Die Investition in Bildung scheint sich auszuzahlen. Die Erfolge bei der jüngsten OECD-Pisa-Studie geben der Sechs-Millionen-Einwohner-Metropole Recht. Mathematik, Lesekompetenz, Naturwissenschaften - Singapur liegt überall an der Spitze. Nicht um stupides Auswendiglernen ging es dabei, sondern um den Transfer von Gelerntem und um Problemlösungen.

Regierungschef Wong ist selbst ein wenig überrascht von den Ergebnissen: "Wir hatten nie den Ruf, besonders kreativ zu sein. Aber wir sind es. Wir sollten stolz auf unsere Schüler und Lehrer sein", sagte er jüngst in seiner Rede an die Nation im Hinblick auf das gute Abschneiden. Wong war zuvor Bildungsminister, ist selbst Harvard-Absolvent, seine Mutter Grundschullehrerin. Bildung ist bei ihm Chefsache.

Familien zahlen viel für private Nachhilfe

Doch nicht nur Schulen und Vorschulen sollen Singapurer Schülerinnen und Schüler auf Top-Niveau trimmen. Flankiert wird die (vor-)schulische Bildung durch den sogenannten "Enrichment"- oder "Tuition"-Sektor. Darunter versteht der Singapurer außerschulischen Extra-Unterricht, um die Kinder zusätzlich zu fördern und auf Examen vorzubereiten. Ein Milliardenmarkt: Umgerechnet eine Milliarde Euro gaben Singapurer Familien laut dem Haushaltsbericht 2017/2018 der Singapurer Statistikbehörde für diese privaten Nachhilfestunden aus. Durchschnittlich sind das monatlich rund 80 Euro pro Haushalt.

Anders als in Deutschland nutzen nicht nur Kinder mit speziellem Bedarf diese außerschulischen, ergänzenden Lerneinheiten. Rund 70 Prozent aller Kinder sind es im südostasiatischen Stadtstaat. Obwohl dieser Unterricht nicht verpflichtend ist, empfinden viele Singapurerinnen und Singapurer diese "Büffel-Booster" als notwendig, um in der wettbewerbsorientierten Leistungsgesellschaft mithalten zu können. Von Chinesisch über Programmieren bis hin zum Training der rechten Gehirnhälfte findet sich fast alles im Programm.

Der Preis: Angststörungen und depressive Symptome

Doch das alles hat offenbar seinen Preis: Laut Pisa-Studie beklagten Singapurer Schüler die fehlende Unterstützung durch ihr Elternhaus. Darüber hinaus machten sie nach der Schule weniger Sport als der OECD-Durchschnitt. Das Auslagern des Lernens an externe Dienstleister und das Pauken bis spätabends am Schreibtisch hinterlassen Spuren. Auch mentale, wie Professor John Wong von der Singapurer Universität NUS in einer Studie herausgefunden hat. Einer von zehn Jugendlichen in Singapur leidet an einer psychischen Störung.

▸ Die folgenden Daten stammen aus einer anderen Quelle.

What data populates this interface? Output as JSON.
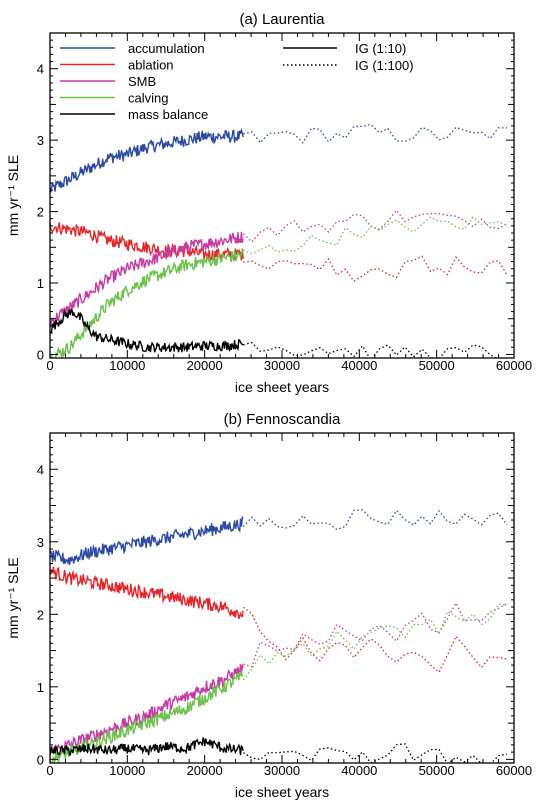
{
  "chart_data": [
    {
      "type": "line",
      "title": "(a) Laurentia",
      "xlabel": "ice sheet years",
      "ylabel": "mm yr⁻¹ SLE",
      "xlim": [
        0,
        60000
      ],
      "ylim": [
        -0.05,
        4.5
      ],
      "xticks": [
        0,
        10000,
        20000,
        30000,
        40000,
        50000,
        60000
      ],
      "yticks": [
        0,
        1,
        2,
        3,
        4
      ],
      "xtick_labels": [
        "0",
        "10000",
        "20000",
        "30000",
        "40000",
        "50000",
        "60000"
      ],
      "ytick_labels": [
        "0",
        "1",
        "2",
        "3",
        "4"
      ],
      "grid": false,
      "legend_placement": "top-left",
      "legend": {
        "series": [
          {
            "name": "accumulation",
            "color": "#2c4aa3"
          },
          {
            "name": "ablation",
            "color": "#e4262b"
          },
          {
            "name": "SMB",
            "color": "#c73aa5"
          },
          {
            "name": "calving",
            "color": "#6cc24a"
          },
          {
            "name": "mass balance",
            "color": "#000000"
          }
        ],
        "styles": [
          {
            "name": "IG (1:10)",
            "dash": "solid"
          },
          {
            "name": "IG (1:100)",
            "dash": "dotted"
          }
        ]
      },
      "segments": [
        {
          "label": "IG (1:10)",
          "x_range": [
            0,
            25000
          ]
        },
        {
          "label": "IG (1:100)",
          "x_range": [
            25000,
            60000
          ]
        }
      ],
      "series": [
        {
          "name": "accumulation",
          "color": "#2c4aa3",
          "x": [
            0,
            2500,
            5000,
            7500,
            10000,
            12500,
            15000,
            17500,
            20000,
            22500,
            25000,
            27500,
            30000,
            32500,
            35000,
            37500,
            40000,
            42500,
            45000,
            47500,
            50000,
            52500,
            55000,
            57500,
            60000
          ],
          "y": [
            2.3,
            2.45,
            2.6,
            2.75,
            2.8,
            2.9,
            2.95,
            3.0,
            3.05,
            3.05,
            3.05,
            3.0,
            3.1,
            3.05,
            3.1,
            3.05,
            3.15,
            3.1,
            3.05,
            3.1,
            3.05,
            3.1,
            3.05,
            3.1,
            3.1
          ]
        },
        {
          "name": "ablation",
          "color": "#e4262b",
          "x": [
            0,
            2500,
            5000,
            7500,
            10000,
            12500,
            15000,
            17500,
            20000,
            22500,
            25000,
            27500,
            30000,
            32500,
            35000,
            37500,
            40000,
            42500,
            45000,
            47500,
            50000,
            52500,
            55000,
            57500,
            60000
          ],
          "y": [
            1.8,
            1.75,
            1.7,
            1.6,
            1.55,
            1.5,
            1.45,
            1.45,
            1.4,
            1.4,
            1.4,
            1.25,
            1.35,
            1.2,
            1.3,
            1.2,
            1.1,
            1.3,
            1.1,
            1.35,
            1.1,
            1.3,
            1.15,
            1.25,
            1.1
          ]
        },
        {
          "name": "SMB",
          "color": "#c73aa5",
          "x": [
            0,
            2500,
            5000,
            7500,
            10000,
            12500,
            15000,
            17500,
            20000,
            22500,
            25000,
            27500,
            30000,
            32500,
            35000,
            37500,
            40000,
            42500,
            45000,
            47500,
            50000,
            52500,
            55000,
            57500,
            60000
          ],
          "y": [
            0.45,
            0.65,
            0.85,
            1.05,
            1.2,
            1.3,
            1.4,
            1.5,
            1.55,
            1.6,
            1.65,
            1.7,
            1.75,
            1.8,
            1.8,
            1.85,
            1.9,
            1.85,
            1.95,
            1.9,
            1.95,
            1.85,
            1.9,
            1.85,
            1.95
          ]
        },
        {
          "name": "calving",
          "color": "#6cc24a",
          "x": [
            0,
            2500,
            5000,
            7500,
            10000,
            12500,
            15000,
            17500,
            20000,
            22500,
            25000,
            27500,
            30000,
            32500,
            35000,
            37500,
            40000,
            42500,
            45000,
            47500,
            50000,
            52500,
            55000,
            57500,
            60000
          ],
          "y": [
            -0.05,
            0.1,
            0.4,
            0.7,
            0.9,
            1.05,
            1.15,
            1.25,
            1.3,
            1.35,
            1.4,
            1.45,
            1.5,
            1.55,
            1.6,
            1.65,
            1.75,
            1.7,
            1.8,
            1.8,
            1.85,
            1.8,
            1.85,
            1.8,
            1.9
          ]
        },
        {
          "name": "mass balance",
          "color": "#000000",
          "x": [
            0,
            1000,
            2000,
            3000,
            4000,
            5000,
            6000,
            8000,
            10000,
            12500,
            15000,
            17500,
            20000,
            22500,
            25000,
            27500,
            30000,
            32500,
            35000,
            37500,
            40000,
            42500,
            45000,
            47500,
            50000,
            52500,
            55000,
            57500,
            60000
          ],
          "y": [
            0.35,
            0.45,
            0.55,
            0.6,
            0.5,
            0.35,
            0.25,
            0.2,
            0.15,
            0.1,
            0.1,
            0.1,
            0.12,
            0.12,
            0.15,
            0.15,
            0.1,
            0.05,
            0.1,
            0.05,
            0.05,
            0.0,
            0.05,
            0.0,
            0.05,
            0.0,
            0.05,
            0.0,
            0.0
          ]
        }
      ]
    },
    {
      "type": "line",
      "title": "(b) Fennoscandia",
      "xlabel": "ice sheet years",
      "ylabel": "mm yr⁻¹ SLE",
      "xlim": [
        0,
        60000
      ],
      "ylim": [
        -0.05,
        4.5
      ],
      "xticks": [
        0,
        10000,
        20000,
        30000,
        40000,
        50000,
        60000
      ],
      "yticks": [
        0,
        1,
        2,
        3,
        4
      ],
      "xtick_labels": [
        "0",
        "10000",
        "20000",
        "30000",
        "40000",
        "50000",
        "60000"
      ],
      "ytick_labels": [
        "0",
        "1",
        "2",
        "3",
        "4"
      ],
      "grid": false,
      "segments": [
        {
          "label": "IG (1:10)",
          "x_range": [
            0,
            25000
          ]
        },
        {
          "label": "IG (1:100)",
          "x_range": [
            25000,
            60000
          ]
        }
      ],
      "series": [
        {
          "name": "accumulation",
          "color": "#2c4aa3",
          "x": [
            0,
            2500,
            5000,
            7500,
            10000,
            12500,
            15000,
            17500,
            20000,
            22500,
            25000,
            27500,
            30000,
            32500,
            35000,
            37500,
            40000,
            42500,
            45000,
            47500,
            50000,
            52500,
            55000,
            57500,
            60000
          ],
          "y": [
            2.8,
            2.75,
            2.85,
            2.9,
            2.95,
            3.0,
            3.05,
            3.1,
            3.15,
            3.2,
            3.25,
            3.3,
            3.2,
            3.3,
            3.35,
            3.25,
            3.4,
            3.3,
            3.35,
            3.3,
            3.35,
            3.3,
            3.35,
            3.3,
            3.35
          ]
        },
        {
          "name": "ablation",
          "color": "#e4262b",
          "x": [
            0,
            2500,
            5000,
            7500,
            10000,
            12500,
            15000,
            17500,
            20000,
            22500,
            25000,
            27500,
            30000,
            32500,
            35000,
            37500,
            40000,
            42500,
            45000,
            47500,
            50000,
            52500,
            55000,
            57500,
            60000
          ],
          "y": [
            2.6,
            2.5,
            2.45,
            2.4,
            2.35,
            2.3,
            2.25,
            2.2,
            2.15,
            2.1,
            2.0,
            1.8,
            1.4,
            1.6,
            1.3,
            1.6,
            1.4,
            1.7,
            1.3,
            1.5,
            1.2,
            1.6,
            1.3,
            1.4,
            1.25
          ]
        },
        {
          "name": "SMB",
          "color": "#c73aa5",
          "x": [
            0,
            2500,
            5000,
            7500,
            10000,
            12500,
            15000,
            17500,
            20000,
            22500,
            25000,
            27500,
            30000,
            32500,
            35000,
            37500,
            40000,
            42500,
            45000,
            47500,
            50000,
            52500,
            55000,
            57500,
            60000
          ],
          "y": [
            0.1,
            0.2,
            0.3,
            0.4,
            0.5,
            0.6,
            0.75,
            0.85,
            1.0,
            1.1,
            1.25,
            1.55,
            1.4,
            1.7,
            1.5,
            1.8,
            1.6,
            1.9,
            1.7,
            2.0,
            1.8,
            2.1,
            1.9,
            2.1,
            2.0
          ]
        },
        {
          "name": "calving",
          "color": "#6cc24a",
          "x": [
            0,
            2500,
            5000,
            7500,
            10000,
            12500,
            15000,
            17500,
            20000,
            22500,
            25000,
            27500,
            30000,
            32500,
            35000,
            37500,
            40000,
            42500,
            45000,
            47500,
            50000,
            52500,
            55000,
            57500,
            60000
          ],
          "y": [
            0.0,
            0.1,
            0.2,
            0.3,
            0.4,
            0.5,
            0.6,
            0.7,
            0.85,
            1.0,
            1.15,
            1.45,
            1.35,
            1.6,
            1.45,
            1.75,
            1.55,
            1.85,
            1.7,
            1.95,
            1.8,
            2.05,
            1.9,
            2.05,
            2.0
          ]
        },
        {
          "name": "mass balance",
          "color": "#000000",
          "x": [
            0,
            2500,
            5000,
            7500,
            10000,
            12500,
            15000,
            17500,
            20000,
            22500,
            25000,
            27500,
            30000,
            32500,
            35000,
            37500,
            40000,
            42500,
            45000,
            47500,
            50000,
            52500,
            55000,
            57500,
            60000
          ],
          "y": [
            0.12,
            0.12,
            0.15,
            0.12,
            0.15,
            0.12,
            0.18,
            0.15,
            0.25,
            0.15,
            0.12,
            0.05,
            0.0,
            0.05,
            0.1,
            0.0,
            0.1,
            0.0,
            0.2,
            0.0,
            0.05,
            0.0,
            0.05,
            0.0,
            0.05
          ]
        }
      ]
    }
  ]
}
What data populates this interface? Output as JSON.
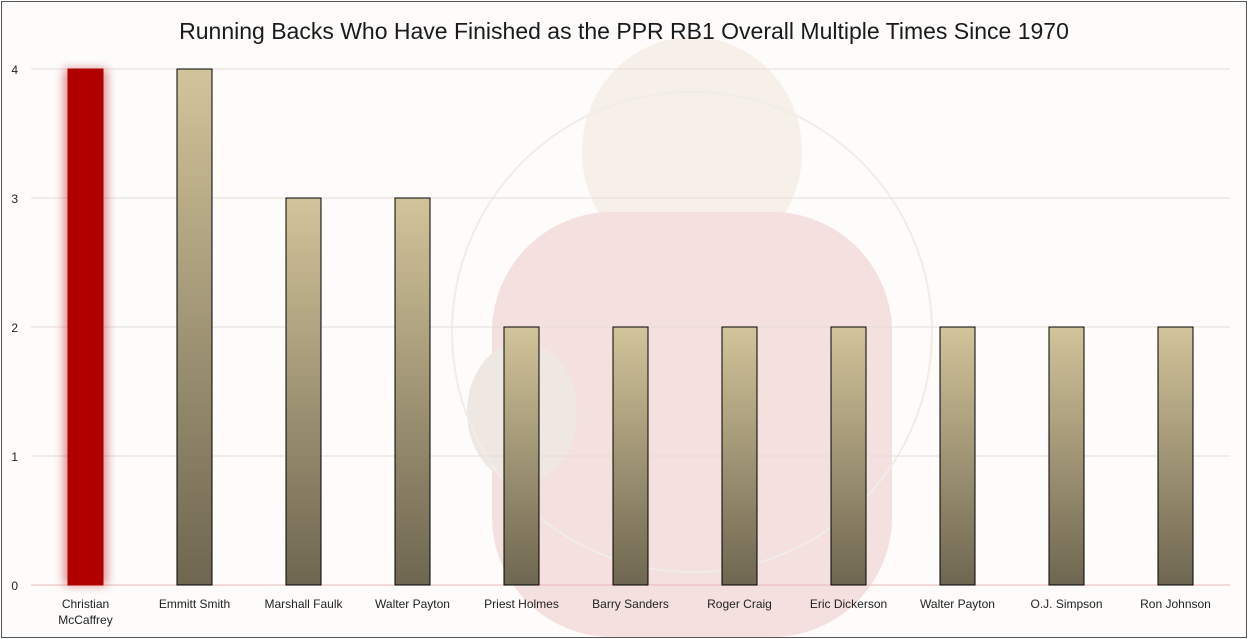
{
  "chart_data": {
    "type": "bar",
    "title": "Running Backs Who Have Finished as the PPR RB1 Overall Multiple Times Since 1970",
    "xlabel": "",
    "ylabel": "",
    "ylim": [
      0,
      4
    ],
    "yticks": [
      "0",
      "1",
      "2",
      "3",
      "4"
    ],
    "grid": true,
    "categories": [
      "Christian McCaffrey",
      "Emmitt Smith",
      "Marshall Faulk",
      "Walter Payton",
      "Priest Holmes",
      "Barry Sanders",
      "Roger Craig",
      "Eric Dickerson",
      "Walter Payton",
      "O.J. Simpson",
      "Ron Johnson"
    ],
    "values": [
      4,
      4,
      3,
      3,
      2,
      2,
      2,
      2,
      2,
      2,
      2
    ],
    "highlight_index": 0,
    "colors": {
      "highlight": "#b00000",
      "bar_top": "#d2c49a",
      "bar_bottom": "#6e6650",
      "bar_border": "#000000",
      "grid": "#e8dcd6",
      "axis": "#f0b8b8"
    }
  }
}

"41 Prozent der Befragten haben Angststörungen, 15 Prozent depressive Symptome", sagt Professor Wong. Und er betont die wichtige Rolle, die der vorschulische Bereich für die mentale Gesundheit spielt: "Sie legt den Grundstein für die Entwicklung eines Kindes." Aber es gehe dabei nicht darum, die Rolle der Eltern und der Familie zu ersetzen, "was einige von uns Eltern tatsächlich gerne tun".

Trehaus will das von Anfang an besser machen. Hier können Eltern aktiv am Kindergartenleben ihrer Kleinen teilhaben und im integrierten "Coworking Space" arbeiten. Die fünfjährige Aly rennt von ihrer Mutter zu ihren Freunden, will spielen. Wie wohl die meisten Fünfjährigen.